I have seen and executed a python program where a matrix has been sliced into a column vector using a[:,j] and passed into a function. The column vector has dimensions 40000x1. While tracing the output, I printed the dimensions of a in the function and it printed (40000,). In the function, this matrix is multiplied with a matrix b of dimensions 1x40000. I printed the dimensions of the result and it says the result is also 1x40000. How is this possible? I have read that a will be a column vector(obviously) but how can the product generate a 1x40000 matrix? It doesn't satisfy the matrix multiplication rule. I'm using numpy.
EDIT:
Code:
def update_state(xk, sk, wx, wRec):
print("Sizes:")
print(xk.shape)
print(wx.shape)
print((xk*wx).shape)
print((xk * wx + sk * wRec).shape)
return xk * wx + sk * wRec
def forward_states(X, wx, wRec):
S = np.zeros((X.shape[0], X.shape[1]+1))
for k in range(0, X.shape[1]):
S[:,k+1] = update_state(X[:,k], S[:,k], wx, wRec)
return S
Output:
Sizes:
(40000,)
(1, 40000)
(1, 40000)
(1, 40000)
I am assuming that you are referring to the numpy package. There are other array packages available for Python, but that seems to be the most popular one.

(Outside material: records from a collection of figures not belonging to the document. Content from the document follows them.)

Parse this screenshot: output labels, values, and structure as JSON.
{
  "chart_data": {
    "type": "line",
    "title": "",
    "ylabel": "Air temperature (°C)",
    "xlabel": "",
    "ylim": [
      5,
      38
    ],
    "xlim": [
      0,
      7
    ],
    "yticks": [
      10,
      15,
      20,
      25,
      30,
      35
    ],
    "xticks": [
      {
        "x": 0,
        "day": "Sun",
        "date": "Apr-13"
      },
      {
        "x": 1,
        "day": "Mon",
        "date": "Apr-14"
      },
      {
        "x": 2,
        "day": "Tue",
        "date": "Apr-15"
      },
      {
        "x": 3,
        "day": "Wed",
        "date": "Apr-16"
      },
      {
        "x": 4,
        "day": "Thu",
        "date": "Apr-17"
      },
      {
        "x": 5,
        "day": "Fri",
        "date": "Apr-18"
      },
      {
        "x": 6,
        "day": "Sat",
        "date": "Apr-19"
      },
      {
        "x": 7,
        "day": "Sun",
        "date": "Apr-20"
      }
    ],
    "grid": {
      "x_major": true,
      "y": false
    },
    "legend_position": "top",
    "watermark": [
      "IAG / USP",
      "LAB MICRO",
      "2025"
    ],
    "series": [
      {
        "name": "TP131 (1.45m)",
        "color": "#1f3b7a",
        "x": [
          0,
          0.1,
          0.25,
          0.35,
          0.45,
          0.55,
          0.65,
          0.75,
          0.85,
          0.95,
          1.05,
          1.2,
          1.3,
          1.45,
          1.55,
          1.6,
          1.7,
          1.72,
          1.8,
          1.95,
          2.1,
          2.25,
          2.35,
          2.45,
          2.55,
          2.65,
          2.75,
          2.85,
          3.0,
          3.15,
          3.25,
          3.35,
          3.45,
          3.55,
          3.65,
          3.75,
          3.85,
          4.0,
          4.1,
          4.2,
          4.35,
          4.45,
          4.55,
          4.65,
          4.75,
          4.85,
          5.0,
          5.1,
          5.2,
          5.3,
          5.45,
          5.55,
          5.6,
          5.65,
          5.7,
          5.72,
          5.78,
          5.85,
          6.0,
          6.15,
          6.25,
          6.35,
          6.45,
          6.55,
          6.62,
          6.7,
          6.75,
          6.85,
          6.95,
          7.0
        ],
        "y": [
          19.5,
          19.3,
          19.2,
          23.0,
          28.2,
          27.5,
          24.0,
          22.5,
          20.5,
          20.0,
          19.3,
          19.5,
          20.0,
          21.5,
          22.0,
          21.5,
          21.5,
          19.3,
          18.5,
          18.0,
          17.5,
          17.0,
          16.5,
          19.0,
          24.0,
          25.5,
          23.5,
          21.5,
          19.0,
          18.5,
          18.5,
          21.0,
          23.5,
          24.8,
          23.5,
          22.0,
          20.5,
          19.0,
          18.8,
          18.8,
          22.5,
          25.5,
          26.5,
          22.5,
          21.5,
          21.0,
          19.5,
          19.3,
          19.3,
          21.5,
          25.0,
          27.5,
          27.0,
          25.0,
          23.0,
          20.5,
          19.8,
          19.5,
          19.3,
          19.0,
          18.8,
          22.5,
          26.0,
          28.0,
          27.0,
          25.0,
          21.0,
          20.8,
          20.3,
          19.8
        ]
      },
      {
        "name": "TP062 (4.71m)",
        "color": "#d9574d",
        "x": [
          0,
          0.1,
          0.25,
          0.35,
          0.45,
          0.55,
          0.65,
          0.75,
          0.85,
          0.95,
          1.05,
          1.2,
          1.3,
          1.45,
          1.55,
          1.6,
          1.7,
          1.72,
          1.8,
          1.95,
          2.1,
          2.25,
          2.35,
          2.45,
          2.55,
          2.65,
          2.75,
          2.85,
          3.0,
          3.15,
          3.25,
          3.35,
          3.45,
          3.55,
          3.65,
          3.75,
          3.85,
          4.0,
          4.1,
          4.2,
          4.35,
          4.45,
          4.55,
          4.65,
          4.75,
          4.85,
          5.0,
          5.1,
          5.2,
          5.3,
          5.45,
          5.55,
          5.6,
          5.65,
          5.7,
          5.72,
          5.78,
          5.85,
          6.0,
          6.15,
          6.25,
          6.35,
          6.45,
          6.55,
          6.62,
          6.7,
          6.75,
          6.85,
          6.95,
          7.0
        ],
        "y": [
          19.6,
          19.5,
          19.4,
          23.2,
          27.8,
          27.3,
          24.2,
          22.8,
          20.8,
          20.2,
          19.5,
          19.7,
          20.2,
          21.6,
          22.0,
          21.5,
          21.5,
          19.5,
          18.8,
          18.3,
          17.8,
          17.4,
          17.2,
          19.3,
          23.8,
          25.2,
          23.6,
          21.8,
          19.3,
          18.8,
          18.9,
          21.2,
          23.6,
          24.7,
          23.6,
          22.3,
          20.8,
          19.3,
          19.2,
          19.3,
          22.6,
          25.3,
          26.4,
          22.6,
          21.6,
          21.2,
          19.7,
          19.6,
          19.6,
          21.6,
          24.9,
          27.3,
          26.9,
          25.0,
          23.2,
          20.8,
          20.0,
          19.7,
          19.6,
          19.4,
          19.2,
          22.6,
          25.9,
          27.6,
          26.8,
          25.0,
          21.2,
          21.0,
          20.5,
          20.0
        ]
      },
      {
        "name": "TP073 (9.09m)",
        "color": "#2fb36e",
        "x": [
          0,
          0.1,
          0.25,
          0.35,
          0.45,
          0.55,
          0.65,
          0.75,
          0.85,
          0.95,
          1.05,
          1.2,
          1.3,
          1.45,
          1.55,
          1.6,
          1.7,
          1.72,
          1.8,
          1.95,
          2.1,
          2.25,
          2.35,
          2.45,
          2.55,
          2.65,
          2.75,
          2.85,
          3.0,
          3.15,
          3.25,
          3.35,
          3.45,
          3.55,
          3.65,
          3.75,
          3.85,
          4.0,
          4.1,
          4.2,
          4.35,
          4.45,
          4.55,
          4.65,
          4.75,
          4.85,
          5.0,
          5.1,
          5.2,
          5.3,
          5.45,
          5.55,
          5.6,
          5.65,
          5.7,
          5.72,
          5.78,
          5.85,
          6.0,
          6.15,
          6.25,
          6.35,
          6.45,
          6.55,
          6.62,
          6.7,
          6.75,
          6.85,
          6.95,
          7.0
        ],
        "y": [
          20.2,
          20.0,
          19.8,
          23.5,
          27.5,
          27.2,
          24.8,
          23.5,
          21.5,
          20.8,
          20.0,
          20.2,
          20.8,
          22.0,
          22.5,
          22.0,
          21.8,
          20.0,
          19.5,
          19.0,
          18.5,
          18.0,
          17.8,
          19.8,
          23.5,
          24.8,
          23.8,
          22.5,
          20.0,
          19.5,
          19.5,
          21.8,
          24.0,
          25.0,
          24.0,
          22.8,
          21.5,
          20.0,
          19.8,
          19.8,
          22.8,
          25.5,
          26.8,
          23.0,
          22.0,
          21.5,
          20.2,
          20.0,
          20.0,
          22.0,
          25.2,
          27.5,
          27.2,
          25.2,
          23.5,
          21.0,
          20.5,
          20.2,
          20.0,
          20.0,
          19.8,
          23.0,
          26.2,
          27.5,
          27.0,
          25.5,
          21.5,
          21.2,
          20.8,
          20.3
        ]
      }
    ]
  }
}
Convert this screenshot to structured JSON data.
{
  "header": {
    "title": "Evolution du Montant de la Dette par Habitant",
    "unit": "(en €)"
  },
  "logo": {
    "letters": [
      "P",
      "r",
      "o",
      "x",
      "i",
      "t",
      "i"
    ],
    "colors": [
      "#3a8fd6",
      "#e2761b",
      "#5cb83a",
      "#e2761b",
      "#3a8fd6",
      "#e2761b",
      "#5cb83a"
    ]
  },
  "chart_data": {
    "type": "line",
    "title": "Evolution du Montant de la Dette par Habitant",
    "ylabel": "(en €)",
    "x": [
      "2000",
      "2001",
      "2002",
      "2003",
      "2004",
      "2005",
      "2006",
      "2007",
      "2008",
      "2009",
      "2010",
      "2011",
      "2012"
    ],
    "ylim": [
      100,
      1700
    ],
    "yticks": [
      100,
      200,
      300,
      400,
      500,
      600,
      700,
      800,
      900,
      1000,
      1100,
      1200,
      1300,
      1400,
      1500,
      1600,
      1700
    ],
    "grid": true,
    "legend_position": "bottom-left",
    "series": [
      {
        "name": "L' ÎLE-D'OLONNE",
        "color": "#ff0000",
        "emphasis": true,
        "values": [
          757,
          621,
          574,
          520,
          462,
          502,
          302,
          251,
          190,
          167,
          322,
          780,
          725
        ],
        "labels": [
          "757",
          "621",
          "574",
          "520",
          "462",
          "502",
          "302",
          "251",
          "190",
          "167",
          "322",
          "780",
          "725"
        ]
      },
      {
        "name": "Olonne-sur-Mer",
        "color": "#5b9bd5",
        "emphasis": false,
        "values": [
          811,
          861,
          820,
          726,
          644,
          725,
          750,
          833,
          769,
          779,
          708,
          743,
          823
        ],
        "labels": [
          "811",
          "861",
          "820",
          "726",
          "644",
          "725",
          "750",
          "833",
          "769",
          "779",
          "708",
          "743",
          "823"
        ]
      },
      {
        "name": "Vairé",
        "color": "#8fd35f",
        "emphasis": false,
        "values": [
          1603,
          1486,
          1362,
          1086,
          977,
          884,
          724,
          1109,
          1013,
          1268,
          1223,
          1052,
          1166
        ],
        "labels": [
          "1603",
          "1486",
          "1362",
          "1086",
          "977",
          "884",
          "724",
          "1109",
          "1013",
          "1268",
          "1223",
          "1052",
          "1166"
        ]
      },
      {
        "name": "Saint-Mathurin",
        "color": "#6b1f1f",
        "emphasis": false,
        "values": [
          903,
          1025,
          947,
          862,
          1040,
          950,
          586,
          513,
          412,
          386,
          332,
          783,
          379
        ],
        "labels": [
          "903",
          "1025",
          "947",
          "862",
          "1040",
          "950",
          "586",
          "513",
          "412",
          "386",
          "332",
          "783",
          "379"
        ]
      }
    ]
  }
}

numpy deals with multidimensional arrays, not matrices. There is a big difference in that a 1D array of N elements can be interpreted as either a Nx1 or a 1xN matrix, depending on how you choose to interpret it.
Another thing to be aware of is that the function numpy.multiply, a.k.a. the * operator is not the same as numpy.dot, a.k.a the @ operator. The operations involving * you see in your code do element-by element multiplication, not matrix multiplication as you seem to think.
numpy provides a number of different mechanisms for mapping elements of arrays with compatible dimensions to each other. The most common way, which is being used in your example, is called broadcasting.
Let us apply the information in the link to the operation kx * wx in your code. I will use a simplified version of kx and wx that will make it easier to illustrate the issue at hand:
>>> kx = np.arange(10)
>>> kx
array([0, 1, 2, 3, 4, 5, 6, 7, 8, 9])
>>> kx.shape
(10,)
>>> wx = np.arange(10).reshape(1, 10)
>>> wx
array([[0, 1, 2, 3, 4, 5, 6, 7, 8, 9]])
>>> wx.shape
(1, 10)
Here is a condensed version of the relevant broadcasting rules:
When operating on two arrays, NumPy compares their shapes element-wise. It starts with the trailing dimensions, and works its way forward. Two dimensions are compatible when:
- they are equal, or
- one of them is 1
... The size of the resulting array is the maximum size along each dimension of the input arrays.
In your case, a (N,) array is multiplied by a (1,N) array, resulting in a (1,N) array that contains the element-wise product of the inputs:
>>> >>> kx*wx
array([[ 0, 1, 4, 9, 16, 25, 36, 49, 64, 81]])
This has nothing to do with matrix multiplication. The remaining operations can be analyzed by the same rules.